Roran heard the roar of the Igualda Falls long before they came into sight. The falls appeared for all the world like a great snowy mane that billowed and drifted off Narnmor’s craggy head to the valley floor a half mile below. The massive stream curved in several directions as it fell, the result of different layers of wind.
Past the slate ledge where the Anora River became airborne, down a glen filled with thimbleberries, and then finally into a large clearing guarded on one side by a pile of boulders, Roran found that those at the head of the procession had already begun setting up camp. The forest rang with the children’s shouts and cries.
Removing his pack, Roran untied an ax from the top, then set about clearing the underbrush from the site along with several other men. When they finished, they began chopping down enough trees to encircle the camp. The aroma of pine sap filled the air. Roran worked quickly, the wood chips flying in unison with his rhythmic swings.
By the time the fortifications were complete, the camp had already been erected with seventeen wool tents, four small cookfires, and glum expressions from people and donkeys alike. No one wanted to leave, and no one wanted to stay.

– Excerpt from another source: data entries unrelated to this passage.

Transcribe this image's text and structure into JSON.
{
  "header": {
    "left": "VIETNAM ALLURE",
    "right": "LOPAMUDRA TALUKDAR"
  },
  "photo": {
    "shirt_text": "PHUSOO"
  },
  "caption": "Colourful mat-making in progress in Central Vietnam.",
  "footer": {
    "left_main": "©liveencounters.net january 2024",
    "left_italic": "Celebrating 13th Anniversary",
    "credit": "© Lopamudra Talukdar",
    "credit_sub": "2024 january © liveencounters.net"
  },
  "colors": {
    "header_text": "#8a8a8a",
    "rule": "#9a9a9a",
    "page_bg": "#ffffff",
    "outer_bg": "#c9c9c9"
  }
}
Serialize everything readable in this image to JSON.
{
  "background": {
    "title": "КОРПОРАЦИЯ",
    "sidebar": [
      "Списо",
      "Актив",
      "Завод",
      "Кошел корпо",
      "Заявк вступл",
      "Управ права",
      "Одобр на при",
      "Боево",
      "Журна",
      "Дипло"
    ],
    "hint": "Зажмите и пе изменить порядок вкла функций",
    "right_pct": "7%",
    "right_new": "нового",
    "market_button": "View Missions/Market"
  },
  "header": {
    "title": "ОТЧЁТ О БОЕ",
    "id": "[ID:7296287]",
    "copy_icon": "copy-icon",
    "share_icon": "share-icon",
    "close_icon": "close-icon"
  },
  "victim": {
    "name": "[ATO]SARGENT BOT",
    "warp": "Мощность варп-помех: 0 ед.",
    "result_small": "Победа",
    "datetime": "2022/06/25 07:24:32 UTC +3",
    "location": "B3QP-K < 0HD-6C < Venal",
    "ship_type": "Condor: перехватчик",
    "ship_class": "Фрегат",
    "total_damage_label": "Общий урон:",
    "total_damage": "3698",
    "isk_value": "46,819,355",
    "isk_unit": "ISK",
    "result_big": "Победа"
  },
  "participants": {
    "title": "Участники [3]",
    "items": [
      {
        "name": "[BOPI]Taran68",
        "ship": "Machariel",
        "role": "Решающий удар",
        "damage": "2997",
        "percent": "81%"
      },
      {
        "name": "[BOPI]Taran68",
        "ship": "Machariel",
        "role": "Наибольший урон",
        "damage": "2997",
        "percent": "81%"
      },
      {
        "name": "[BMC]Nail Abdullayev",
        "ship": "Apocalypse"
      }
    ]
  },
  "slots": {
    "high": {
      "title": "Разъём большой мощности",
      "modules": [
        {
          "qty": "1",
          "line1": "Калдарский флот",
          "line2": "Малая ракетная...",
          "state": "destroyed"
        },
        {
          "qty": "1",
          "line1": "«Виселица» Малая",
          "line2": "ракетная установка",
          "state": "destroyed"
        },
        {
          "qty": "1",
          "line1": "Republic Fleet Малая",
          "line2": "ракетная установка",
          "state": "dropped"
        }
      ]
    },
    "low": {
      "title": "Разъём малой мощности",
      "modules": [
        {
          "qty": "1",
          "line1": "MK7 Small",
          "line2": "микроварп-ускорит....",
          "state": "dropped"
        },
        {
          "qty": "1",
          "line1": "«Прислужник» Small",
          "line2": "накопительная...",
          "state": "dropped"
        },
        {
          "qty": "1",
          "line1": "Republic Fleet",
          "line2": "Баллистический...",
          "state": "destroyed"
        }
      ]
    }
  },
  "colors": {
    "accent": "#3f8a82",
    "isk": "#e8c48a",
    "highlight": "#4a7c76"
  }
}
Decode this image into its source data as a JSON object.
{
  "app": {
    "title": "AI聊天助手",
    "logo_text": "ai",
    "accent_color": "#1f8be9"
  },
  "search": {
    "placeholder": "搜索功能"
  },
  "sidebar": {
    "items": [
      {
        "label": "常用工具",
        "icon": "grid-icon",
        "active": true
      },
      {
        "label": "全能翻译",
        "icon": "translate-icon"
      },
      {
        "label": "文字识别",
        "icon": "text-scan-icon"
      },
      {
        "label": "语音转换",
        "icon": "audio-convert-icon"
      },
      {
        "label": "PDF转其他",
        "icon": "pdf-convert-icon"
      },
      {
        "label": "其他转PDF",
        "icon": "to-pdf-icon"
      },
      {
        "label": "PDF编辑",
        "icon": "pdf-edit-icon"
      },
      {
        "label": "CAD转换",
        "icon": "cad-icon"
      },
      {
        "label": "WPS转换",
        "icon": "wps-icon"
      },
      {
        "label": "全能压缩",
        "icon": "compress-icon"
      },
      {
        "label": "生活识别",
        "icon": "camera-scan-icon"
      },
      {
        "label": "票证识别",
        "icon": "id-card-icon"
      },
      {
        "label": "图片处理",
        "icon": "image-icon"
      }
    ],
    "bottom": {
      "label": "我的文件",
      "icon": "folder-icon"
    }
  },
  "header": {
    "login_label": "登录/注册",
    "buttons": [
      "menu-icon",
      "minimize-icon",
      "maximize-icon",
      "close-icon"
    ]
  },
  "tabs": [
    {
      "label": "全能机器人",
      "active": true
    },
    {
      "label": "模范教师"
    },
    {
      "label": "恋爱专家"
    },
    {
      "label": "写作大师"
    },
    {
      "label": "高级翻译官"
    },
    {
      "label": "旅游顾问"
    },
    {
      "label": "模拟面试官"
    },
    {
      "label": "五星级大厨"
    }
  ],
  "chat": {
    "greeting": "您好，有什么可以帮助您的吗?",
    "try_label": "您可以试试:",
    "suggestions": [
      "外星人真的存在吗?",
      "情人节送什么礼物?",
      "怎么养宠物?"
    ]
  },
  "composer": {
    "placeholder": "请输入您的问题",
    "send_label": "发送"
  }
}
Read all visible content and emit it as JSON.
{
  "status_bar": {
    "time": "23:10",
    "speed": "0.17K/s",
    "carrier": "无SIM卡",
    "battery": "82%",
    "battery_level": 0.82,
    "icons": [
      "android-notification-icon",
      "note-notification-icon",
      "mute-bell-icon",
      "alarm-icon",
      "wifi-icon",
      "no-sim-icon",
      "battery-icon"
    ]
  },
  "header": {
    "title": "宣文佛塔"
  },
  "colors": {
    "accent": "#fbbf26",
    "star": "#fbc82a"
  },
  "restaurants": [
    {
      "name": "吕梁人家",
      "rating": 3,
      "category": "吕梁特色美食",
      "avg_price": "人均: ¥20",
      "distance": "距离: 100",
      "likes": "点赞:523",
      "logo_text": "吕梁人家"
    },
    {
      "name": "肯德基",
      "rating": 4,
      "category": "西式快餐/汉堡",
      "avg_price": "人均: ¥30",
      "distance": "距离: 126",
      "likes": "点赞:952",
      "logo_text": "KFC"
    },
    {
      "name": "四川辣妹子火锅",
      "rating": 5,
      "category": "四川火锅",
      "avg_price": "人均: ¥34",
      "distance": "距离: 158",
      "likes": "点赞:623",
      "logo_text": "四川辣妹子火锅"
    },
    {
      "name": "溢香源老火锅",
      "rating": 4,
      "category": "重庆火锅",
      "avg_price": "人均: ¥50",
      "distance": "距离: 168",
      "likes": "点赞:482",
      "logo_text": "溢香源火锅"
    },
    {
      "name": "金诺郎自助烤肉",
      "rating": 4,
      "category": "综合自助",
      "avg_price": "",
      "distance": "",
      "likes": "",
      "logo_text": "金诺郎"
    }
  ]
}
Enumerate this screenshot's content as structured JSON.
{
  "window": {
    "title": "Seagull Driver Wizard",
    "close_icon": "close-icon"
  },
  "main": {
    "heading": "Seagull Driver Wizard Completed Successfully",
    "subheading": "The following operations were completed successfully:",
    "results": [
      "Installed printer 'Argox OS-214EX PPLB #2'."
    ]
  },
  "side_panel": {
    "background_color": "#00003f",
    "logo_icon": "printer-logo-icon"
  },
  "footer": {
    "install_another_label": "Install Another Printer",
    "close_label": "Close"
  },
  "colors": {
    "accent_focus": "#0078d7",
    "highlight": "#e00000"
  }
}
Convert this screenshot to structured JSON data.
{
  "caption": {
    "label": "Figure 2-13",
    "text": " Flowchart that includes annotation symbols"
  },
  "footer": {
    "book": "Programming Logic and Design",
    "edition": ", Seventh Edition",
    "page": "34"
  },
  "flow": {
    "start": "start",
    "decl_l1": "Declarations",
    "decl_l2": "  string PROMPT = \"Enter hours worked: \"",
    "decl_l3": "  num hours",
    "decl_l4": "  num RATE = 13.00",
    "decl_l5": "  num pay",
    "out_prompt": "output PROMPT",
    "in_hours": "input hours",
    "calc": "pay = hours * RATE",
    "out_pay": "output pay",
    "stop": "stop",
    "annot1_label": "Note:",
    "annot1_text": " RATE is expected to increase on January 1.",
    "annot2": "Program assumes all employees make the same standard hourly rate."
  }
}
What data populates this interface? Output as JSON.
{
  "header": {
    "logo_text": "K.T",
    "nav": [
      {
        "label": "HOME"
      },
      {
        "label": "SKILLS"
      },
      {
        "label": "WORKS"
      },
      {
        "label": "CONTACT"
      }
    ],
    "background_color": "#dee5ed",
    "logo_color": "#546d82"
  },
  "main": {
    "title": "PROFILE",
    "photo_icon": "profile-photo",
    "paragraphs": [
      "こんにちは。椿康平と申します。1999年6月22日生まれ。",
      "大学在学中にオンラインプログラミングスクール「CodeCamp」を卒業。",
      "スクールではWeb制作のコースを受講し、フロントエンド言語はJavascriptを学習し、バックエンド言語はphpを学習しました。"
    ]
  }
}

Roran surveyed the assortment of boys and old men clutching spears, and thought, Too much experience and too little. The grandfathers know how to deal with bears and the like, but will the grandsons have the strength to actually do it? Then he noticed the hard glint in the women’s eyes and realized that while they might hold a babe or be busy tending a scraped arm, their own shields and spears were never far from reach. Roran smiled. Perhaps…perhaps we still have hope.
He saw Nolfavrell sitting alone on a log—staring back toward Palancar Valley—and joined the boy, who looked at him seriously. “Are you leaving soon?” asked Nolfavrell. Roran nodded, impressed by his poise and determination. “You will do your best, won’t you, to kill the Ra’zac and avenge my father? I would do it, except that Mama says I must guard my brothers and sisters.”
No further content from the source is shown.